魔族の扱いが槍玉に挙げられ、話は彼らの解放に発展。ドレイ市が襲撃を受ける事件が相次いだ。
魔族からの反撃については、正確なことは分かっていない。が、魔法使い派は、彼らを抱き込むことに成功――。
怪物の血筋への脅威冷めやらぬ現統領は、これを反逆とみなし、急ぎ鎮圧をはかった。
結果、事態は自治領の本拠地、議会場のあるレールノザを筆頭に泥沼化。魔法使いを主権に置こうとする勢力と、人間主権を踏襲しようとする、旧体制派とがぶつかり合い、領内各地で暴力沙汰が横行する。

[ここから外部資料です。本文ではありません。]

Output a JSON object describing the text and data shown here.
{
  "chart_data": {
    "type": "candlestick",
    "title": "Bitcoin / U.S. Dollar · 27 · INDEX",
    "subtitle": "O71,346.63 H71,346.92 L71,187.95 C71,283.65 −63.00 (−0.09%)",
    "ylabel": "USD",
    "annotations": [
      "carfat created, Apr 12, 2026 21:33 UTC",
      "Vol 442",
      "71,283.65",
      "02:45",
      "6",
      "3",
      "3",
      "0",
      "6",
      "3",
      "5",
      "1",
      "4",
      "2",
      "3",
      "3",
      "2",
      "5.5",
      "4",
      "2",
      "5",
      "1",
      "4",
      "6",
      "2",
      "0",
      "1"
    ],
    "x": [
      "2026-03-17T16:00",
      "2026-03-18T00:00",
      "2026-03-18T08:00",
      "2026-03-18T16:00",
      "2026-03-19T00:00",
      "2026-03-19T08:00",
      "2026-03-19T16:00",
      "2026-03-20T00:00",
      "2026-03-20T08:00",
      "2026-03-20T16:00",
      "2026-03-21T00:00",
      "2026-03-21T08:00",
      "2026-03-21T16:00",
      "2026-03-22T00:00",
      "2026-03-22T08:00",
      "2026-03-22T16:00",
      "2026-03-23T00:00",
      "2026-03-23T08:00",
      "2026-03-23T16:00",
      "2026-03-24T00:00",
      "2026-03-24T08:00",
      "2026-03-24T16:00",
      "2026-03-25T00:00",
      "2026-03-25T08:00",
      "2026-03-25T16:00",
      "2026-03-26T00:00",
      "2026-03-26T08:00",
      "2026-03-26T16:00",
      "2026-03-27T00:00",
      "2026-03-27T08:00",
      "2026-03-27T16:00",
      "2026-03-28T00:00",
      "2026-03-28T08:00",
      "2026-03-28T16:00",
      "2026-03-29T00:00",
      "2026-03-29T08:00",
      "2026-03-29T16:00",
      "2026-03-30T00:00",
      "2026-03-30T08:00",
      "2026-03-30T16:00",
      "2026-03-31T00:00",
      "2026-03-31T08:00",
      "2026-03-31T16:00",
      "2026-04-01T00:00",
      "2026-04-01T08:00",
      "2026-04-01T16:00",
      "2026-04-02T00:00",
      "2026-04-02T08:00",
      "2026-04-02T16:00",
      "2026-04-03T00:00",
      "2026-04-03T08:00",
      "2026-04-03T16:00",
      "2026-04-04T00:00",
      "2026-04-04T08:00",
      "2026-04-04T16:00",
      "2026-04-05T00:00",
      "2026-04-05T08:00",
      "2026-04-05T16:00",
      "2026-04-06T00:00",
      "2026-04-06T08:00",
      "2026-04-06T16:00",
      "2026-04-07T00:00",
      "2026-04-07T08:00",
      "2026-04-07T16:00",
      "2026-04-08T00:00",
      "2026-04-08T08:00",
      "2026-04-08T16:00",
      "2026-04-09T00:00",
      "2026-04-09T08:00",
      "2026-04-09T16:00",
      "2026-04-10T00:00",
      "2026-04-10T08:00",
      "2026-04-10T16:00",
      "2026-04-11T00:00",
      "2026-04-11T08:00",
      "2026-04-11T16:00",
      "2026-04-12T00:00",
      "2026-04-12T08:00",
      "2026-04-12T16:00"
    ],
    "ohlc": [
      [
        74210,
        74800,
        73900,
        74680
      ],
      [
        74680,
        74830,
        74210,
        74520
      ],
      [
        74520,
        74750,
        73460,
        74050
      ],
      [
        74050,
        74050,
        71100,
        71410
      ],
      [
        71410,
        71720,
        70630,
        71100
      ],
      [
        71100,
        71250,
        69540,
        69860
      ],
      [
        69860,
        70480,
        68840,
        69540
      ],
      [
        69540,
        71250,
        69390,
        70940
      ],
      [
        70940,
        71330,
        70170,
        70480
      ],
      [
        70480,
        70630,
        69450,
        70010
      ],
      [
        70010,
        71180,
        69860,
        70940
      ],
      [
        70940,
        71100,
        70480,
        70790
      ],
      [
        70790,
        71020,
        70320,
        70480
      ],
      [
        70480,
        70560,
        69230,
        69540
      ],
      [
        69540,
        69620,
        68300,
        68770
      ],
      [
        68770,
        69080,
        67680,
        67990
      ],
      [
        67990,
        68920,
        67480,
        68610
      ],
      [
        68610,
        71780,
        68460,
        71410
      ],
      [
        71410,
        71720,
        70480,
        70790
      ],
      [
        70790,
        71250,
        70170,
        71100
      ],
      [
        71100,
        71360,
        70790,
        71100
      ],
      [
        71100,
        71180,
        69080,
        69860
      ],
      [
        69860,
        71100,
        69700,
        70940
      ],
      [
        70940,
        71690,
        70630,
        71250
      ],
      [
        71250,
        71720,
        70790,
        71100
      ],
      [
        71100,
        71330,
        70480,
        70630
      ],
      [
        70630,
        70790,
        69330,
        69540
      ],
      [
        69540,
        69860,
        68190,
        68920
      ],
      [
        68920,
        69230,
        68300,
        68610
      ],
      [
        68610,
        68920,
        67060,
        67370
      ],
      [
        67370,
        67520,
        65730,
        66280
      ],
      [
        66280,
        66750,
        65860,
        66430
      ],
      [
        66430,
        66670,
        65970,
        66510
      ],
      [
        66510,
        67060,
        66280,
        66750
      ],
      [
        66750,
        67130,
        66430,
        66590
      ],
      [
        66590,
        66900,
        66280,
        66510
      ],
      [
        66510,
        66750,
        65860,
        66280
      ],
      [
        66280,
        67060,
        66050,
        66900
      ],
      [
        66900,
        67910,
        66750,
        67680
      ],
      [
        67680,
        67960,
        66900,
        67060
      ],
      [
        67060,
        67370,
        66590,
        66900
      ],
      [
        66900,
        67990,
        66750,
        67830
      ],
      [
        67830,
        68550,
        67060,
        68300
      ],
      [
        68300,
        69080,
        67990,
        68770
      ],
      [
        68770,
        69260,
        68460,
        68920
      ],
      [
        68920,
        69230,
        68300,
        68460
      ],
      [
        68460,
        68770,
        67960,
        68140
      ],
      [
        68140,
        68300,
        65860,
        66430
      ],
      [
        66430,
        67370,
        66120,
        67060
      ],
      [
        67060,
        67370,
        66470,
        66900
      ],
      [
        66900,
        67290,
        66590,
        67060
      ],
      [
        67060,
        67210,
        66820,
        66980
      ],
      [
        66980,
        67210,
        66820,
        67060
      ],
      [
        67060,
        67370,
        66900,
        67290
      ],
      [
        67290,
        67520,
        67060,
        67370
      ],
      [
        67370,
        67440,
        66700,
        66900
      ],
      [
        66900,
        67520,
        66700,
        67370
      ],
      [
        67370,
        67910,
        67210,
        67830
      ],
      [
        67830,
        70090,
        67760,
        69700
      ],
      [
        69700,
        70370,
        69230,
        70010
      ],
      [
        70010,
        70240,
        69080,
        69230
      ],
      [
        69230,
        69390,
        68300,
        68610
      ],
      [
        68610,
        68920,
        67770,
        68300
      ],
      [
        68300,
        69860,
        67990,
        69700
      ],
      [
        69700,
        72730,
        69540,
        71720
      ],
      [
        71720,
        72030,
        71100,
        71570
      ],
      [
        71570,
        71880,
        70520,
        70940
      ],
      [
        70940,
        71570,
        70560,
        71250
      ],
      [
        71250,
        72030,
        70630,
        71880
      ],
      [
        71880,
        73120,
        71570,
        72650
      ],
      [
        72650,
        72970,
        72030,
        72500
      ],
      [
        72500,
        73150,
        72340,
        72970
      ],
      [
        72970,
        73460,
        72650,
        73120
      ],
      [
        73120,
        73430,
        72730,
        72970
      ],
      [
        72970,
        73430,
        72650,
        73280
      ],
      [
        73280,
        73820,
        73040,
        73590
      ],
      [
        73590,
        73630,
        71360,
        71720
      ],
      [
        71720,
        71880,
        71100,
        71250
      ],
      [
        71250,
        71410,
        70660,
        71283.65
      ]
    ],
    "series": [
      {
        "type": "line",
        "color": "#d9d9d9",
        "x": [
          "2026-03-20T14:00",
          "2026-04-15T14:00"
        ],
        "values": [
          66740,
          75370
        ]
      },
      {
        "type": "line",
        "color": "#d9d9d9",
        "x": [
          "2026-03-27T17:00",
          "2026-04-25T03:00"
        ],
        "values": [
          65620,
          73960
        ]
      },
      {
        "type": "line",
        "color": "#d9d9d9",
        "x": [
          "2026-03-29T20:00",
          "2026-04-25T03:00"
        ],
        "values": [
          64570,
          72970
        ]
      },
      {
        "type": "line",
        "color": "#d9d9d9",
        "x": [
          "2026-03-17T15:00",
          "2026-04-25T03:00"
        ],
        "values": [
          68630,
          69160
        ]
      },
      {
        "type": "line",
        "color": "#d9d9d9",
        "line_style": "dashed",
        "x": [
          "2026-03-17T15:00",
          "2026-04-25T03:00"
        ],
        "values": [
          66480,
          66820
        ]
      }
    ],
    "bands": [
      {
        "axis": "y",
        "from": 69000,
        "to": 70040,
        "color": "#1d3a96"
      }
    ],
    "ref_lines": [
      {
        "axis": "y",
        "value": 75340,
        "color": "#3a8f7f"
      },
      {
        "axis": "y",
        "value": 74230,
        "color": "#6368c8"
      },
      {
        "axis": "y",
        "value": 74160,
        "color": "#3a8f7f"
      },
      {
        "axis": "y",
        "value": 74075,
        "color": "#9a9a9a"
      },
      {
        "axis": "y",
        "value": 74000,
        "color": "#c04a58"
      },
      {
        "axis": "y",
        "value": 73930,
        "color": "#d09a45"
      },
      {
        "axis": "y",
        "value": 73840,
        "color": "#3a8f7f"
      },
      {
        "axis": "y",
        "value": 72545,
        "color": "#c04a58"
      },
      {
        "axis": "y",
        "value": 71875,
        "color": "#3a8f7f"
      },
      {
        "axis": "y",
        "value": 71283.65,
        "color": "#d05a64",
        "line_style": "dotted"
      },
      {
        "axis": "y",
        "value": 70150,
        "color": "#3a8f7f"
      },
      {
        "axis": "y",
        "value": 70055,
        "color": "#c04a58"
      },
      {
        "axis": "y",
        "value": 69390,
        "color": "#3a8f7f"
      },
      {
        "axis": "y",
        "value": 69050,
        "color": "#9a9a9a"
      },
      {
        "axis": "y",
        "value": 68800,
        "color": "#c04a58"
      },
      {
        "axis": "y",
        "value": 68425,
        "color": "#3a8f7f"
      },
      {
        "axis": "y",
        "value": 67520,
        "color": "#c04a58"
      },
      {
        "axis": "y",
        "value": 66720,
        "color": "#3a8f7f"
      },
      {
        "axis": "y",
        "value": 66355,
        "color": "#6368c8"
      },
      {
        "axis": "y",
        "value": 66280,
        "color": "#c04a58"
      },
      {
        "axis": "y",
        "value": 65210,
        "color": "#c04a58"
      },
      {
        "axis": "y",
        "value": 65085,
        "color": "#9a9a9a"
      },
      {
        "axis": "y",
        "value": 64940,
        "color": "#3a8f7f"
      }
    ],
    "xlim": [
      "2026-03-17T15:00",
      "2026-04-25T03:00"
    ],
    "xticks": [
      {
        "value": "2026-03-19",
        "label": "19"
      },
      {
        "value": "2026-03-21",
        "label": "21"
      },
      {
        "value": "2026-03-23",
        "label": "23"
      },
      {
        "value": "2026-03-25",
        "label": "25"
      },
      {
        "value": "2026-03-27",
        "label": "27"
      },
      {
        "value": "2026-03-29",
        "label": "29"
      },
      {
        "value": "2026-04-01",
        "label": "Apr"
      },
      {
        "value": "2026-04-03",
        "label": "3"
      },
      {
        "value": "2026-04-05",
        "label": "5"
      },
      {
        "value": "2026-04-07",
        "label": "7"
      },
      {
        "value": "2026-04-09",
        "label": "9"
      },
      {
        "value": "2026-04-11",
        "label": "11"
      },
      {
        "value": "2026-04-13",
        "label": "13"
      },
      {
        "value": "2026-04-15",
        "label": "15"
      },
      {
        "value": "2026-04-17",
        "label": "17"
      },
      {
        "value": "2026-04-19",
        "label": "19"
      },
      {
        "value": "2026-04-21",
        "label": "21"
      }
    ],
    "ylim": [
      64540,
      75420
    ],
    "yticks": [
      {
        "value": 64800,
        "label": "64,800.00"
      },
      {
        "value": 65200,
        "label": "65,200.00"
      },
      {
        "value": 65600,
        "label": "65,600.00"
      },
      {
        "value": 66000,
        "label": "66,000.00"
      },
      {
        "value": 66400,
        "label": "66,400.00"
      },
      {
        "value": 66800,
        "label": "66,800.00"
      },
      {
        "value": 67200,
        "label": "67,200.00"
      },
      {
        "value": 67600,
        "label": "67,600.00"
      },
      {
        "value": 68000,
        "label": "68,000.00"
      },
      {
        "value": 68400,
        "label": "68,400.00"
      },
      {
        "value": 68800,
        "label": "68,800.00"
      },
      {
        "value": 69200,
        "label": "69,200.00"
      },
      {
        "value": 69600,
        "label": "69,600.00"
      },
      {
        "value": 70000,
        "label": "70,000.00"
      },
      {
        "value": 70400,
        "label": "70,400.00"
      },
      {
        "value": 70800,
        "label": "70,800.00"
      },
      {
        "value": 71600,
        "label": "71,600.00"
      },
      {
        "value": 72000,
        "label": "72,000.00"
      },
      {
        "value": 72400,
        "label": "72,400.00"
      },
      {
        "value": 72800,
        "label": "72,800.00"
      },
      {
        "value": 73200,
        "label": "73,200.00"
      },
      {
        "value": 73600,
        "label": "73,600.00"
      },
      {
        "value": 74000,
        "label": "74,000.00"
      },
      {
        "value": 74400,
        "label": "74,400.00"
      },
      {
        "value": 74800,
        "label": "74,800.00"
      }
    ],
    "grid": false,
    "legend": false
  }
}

そして、『犯罪者』の封じ込めのため、自治領への関所に封鎖措置が敷かれたのだ。
(そんなトコに行けって言ったのか……。あのお姫様たちは)
見た目だけはすばらしいふたりの王女に、ユノは胸中で毒づいた。
(知らなかった……ってだけかも知れないケドさ)
もんもんとしながら、ユノは夕飯を食べ終えた。
カウンター脇の調理場で、ほかの客に炒めものを作っている店主に訊く。
「ボクたち、学都の先にある小島に行きたいだけなんです。自治領に、サン・クロト側からじゃ入れないなら……べつの土地から迂回していくルートとかありませんか」
「ないね」
店主はフライパンを返しながら言った。
「【シチリ島】だろ、あんたが言ってるの。そこは学都からのびる大橋を通っていくしか道はない」
「どこかから船を出してもらうとかは。あるいは、ジェムでワープとか」
「島のある海域は、途中で渦潮が発生するって話だ」
店主は太い首を振った。
「ベテランの漁師も、あそこには近付きたがらねえ。ワープも、領地一帯に張られている装置が邪魔して、できないって聞く。もっとも、出力に限界があるみたいで、特定の術しか防げないみたいだけどな」
「装置ね。なあハリス、やっこさん、こっそりハーピーでも飼ってるのかもな」
横合いからビール腹の男が店主に茶々を入れる。
店主は料理の手を止めて、ビール腹の男につまみのチーズとクラッカーをやった。そして太い眉毛の下から、銀色の眼をユノに向ける。
「つっても、あんな無人島に、あんたたちなにしに行くんだ? 地元のもんもほとんど立ち入らない、なーんもないトコだって言うがね」
「……ちょっと、人探しを」
「『無人島』に?」
ふしぎそうに、店主は吹き出した。